“A democracia é desenhada de maneira diferente em cada estado porque é desenhada conforme cada povo pensa. O que está na base é o valor Justiça”, afirmou a ministra em conferência no CBDE
“A administração pública brasileira não tem um excesso de pessoas como se diz, mas uma má distribuição. Se temos um problema com educação, é esse servidor que temos que valorizar. Se temos problema com saúde, é esse trabalhador que precisamos valorizar”, disse Cármen Lúcia. “Pensar para o bem servir o público demanda uma transformação e não uma reforma da administração.
Os princípios da constituição são os que exatamente precisam ser cumpridos”, opinou a ministra do Supremo. Para ela, a maior preocupação do administrador público deve ser com a eficiência, cuja falta resulta na insatisfação da sociedade que, em casos extremos, desemboca em manifestações de ódio.
INTOLERÂNCIA
A ministra também fez um panorama sobre experiência democrática em diferentes contextos. “Não há alternativa que o ser humano tenha pensado à democracia. Para problemas com a democracia, mais democracia”, afirmou. “A democracia é desenhada de maneira diferente em cada estado porque é desenhada conforme cada povo pensa. O que está na base é o valor Justiça”, acrescentou a ministra.

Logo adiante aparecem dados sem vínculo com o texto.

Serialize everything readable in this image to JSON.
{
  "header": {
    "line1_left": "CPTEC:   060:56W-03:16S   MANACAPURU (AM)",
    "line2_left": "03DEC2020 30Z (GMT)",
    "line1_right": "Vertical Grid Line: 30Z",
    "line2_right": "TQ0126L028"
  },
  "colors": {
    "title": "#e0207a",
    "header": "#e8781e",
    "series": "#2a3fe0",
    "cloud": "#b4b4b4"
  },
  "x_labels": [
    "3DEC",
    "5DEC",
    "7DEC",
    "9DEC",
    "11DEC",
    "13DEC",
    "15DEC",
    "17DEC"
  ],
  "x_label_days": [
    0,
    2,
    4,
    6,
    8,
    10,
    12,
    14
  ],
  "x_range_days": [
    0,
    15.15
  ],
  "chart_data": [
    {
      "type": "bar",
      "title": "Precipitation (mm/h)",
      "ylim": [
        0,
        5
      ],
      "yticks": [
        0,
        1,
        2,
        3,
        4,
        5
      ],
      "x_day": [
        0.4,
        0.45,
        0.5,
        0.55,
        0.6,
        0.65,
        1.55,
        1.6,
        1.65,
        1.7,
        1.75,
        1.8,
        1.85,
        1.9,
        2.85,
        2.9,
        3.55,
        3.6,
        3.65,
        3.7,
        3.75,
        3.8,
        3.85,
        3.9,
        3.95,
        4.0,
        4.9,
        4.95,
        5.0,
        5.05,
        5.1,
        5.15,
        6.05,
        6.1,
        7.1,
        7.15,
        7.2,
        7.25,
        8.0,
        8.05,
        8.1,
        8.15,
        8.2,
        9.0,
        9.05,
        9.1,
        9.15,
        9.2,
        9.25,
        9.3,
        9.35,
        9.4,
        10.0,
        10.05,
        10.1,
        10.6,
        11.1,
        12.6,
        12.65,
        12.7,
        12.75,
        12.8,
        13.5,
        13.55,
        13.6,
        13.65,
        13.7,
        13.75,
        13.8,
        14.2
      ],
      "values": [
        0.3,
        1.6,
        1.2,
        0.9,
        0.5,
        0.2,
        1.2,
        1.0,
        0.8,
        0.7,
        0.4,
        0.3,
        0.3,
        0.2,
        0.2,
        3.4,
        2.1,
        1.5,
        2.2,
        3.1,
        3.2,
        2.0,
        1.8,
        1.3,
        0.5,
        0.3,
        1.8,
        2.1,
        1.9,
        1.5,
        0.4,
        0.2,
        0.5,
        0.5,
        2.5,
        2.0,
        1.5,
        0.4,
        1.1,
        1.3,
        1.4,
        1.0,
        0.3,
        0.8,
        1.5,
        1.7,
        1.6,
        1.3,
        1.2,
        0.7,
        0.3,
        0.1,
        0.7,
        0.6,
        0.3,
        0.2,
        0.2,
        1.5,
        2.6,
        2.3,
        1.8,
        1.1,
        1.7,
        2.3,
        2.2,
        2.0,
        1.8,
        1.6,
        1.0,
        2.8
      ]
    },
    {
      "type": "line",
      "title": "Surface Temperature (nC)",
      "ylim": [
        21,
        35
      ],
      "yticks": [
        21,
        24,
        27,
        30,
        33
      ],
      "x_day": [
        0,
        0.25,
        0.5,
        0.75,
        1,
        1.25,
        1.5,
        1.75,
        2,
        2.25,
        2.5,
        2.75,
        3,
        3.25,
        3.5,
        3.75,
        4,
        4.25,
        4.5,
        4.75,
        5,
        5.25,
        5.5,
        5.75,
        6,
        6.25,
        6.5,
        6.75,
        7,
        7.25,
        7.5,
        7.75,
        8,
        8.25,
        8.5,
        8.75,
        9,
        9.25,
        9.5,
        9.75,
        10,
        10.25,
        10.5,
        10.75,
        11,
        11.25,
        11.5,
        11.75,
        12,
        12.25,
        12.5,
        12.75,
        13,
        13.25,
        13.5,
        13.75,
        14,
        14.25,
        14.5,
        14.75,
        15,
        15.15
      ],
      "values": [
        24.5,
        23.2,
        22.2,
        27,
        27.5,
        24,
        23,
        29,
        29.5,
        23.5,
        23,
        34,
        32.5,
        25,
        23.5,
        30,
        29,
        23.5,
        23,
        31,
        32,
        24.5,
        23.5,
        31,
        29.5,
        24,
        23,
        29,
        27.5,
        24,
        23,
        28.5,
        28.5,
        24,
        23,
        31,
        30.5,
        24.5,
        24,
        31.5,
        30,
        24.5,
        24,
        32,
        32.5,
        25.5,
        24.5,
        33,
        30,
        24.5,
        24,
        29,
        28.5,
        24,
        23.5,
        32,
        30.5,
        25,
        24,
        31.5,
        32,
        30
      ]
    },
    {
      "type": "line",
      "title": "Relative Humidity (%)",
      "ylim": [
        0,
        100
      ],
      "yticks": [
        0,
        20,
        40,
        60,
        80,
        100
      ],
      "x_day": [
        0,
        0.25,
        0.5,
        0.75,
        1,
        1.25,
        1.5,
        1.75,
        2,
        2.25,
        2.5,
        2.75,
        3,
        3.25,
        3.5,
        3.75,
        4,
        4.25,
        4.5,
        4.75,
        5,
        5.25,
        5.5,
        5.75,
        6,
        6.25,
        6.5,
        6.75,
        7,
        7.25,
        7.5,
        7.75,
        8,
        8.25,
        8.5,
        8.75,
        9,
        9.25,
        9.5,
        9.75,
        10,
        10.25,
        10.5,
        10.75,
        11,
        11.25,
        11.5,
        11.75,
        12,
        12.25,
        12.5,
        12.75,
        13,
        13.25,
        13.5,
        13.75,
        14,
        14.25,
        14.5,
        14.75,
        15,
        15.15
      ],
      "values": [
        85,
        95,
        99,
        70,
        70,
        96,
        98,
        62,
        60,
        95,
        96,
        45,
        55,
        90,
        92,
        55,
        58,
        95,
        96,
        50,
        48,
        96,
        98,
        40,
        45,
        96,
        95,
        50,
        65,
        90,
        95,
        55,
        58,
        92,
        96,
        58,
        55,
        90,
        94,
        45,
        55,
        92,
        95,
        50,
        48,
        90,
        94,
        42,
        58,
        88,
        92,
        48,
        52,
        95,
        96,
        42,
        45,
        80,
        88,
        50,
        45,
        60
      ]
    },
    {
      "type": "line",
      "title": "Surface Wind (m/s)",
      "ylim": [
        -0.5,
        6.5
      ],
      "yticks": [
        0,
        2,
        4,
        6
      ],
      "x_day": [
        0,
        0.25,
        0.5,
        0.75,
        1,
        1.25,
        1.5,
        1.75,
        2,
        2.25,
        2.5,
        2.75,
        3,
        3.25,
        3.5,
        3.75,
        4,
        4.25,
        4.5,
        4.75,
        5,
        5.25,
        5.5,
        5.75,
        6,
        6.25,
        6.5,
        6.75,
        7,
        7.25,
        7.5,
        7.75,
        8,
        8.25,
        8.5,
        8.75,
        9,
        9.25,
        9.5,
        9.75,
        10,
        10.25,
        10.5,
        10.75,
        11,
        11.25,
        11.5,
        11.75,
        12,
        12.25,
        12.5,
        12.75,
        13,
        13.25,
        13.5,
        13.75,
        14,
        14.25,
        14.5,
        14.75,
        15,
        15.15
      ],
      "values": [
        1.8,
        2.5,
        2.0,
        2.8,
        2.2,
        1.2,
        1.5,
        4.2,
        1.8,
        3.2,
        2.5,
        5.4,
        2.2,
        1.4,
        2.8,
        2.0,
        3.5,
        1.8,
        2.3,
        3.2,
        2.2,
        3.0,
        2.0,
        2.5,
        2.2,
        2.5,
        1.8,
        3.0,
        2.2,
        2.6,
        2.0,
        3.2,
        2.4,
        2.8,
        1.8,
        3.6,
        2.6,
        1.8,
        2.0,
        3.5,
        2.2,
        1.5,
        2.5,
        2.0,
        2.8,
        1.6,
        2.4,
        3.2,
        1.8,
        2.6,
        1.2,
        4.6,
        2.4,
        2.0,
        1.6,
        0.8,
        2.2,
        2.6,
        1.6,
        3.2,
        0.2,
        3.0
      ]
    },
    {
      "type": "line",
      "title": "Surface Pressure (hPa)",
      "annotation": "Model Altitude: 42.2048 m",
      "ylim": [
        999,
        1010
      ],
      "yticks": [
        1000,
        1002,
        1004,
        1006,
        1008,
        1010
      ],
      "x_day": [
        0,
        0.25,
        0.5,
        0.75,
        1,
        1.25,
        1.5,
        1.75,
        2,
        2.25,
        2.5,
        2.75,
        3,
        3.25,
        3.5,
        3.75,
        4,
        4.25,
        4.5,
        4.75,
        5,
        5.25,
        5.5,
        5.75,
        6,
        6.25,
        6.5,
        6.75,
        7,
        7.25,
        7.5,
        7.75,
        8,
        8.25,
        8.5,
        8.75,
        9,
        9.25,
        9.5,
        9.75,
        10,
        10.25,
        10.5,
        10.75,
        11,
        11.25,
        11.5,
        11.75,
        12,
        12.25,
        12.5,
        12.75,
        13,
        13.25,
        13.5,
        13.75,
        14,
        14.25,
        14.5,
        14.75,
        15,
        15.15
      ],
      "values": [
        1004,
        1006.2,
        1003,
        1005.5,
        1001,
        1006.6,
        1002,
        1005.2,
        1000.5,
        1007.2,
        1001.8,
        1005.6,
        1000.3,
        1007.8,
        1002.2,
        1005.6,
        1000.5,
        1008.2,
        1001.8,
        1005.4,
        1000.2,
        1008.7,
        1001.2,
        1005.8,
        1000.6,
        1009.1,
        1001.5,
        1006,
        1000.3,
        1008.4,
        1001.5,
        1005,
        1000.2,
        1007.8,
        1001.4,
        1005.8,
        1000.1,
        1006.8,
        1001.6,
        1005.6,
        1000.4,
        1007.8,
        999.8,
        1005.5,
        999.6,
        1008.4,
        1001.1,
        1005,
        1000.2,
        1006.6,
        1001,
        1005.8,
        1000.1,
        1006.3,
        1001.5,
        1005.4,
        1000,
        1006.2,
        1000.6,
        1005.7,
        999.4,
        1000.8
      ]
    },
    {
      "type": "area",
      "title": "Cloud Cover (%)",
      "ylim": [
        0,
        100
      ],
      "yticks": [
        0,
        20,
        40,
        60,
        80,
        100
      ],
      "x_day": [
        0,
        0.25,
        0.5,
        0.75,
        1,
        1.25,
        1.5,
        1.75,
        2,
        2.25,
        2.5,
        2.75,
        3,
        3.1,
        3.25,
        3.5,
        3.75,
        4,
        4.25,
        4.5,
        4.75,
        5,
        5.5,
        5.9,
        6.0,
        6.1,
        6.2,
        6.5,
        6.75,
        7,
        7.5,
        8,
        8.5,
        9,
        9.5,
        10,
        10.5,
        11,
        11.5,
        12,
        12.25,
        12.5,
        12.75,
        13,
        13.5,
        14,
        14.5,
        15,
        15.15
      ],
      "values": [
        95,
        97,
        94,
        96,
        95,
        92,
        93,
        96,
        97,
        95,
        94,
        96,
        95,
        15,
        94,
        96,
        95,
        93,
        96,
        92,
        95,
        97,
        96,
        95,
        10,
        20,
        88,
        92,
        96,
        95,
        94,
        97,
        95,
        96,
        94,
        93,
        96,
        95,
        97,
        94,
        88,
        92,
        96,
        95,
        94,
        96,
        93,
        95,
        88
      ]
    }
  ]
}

Cármen Lúcia também falou sobre o crescente comportamento de intolerância daqueles que veem como inimigo quem pensa diferente e como isso é antidemocrático. “O momento que vivemos deixa à mostra muita intolerância, até mesmo com os princípios constitucionais. Mas isso é um soluço histórico, que será superado”, avaliou. “A liberdade não pode ser garantida se não no espaço democrático. O pluralismo tem de ser algo que nos aproxime e não que nos distancie”, pontuou a integrante do STF.
DESIGUALDADE
Sobre o contexto da pandemia, ela citou as pessoas em situação de mais vulnerabilidade. “Distanciamento é ruim para todos. Mas é pior para quem não tem onde morar ou mora em um lugar muito pequeno, com seis ou oito pessoas, onde um distanciamento é inviável”, lamentou.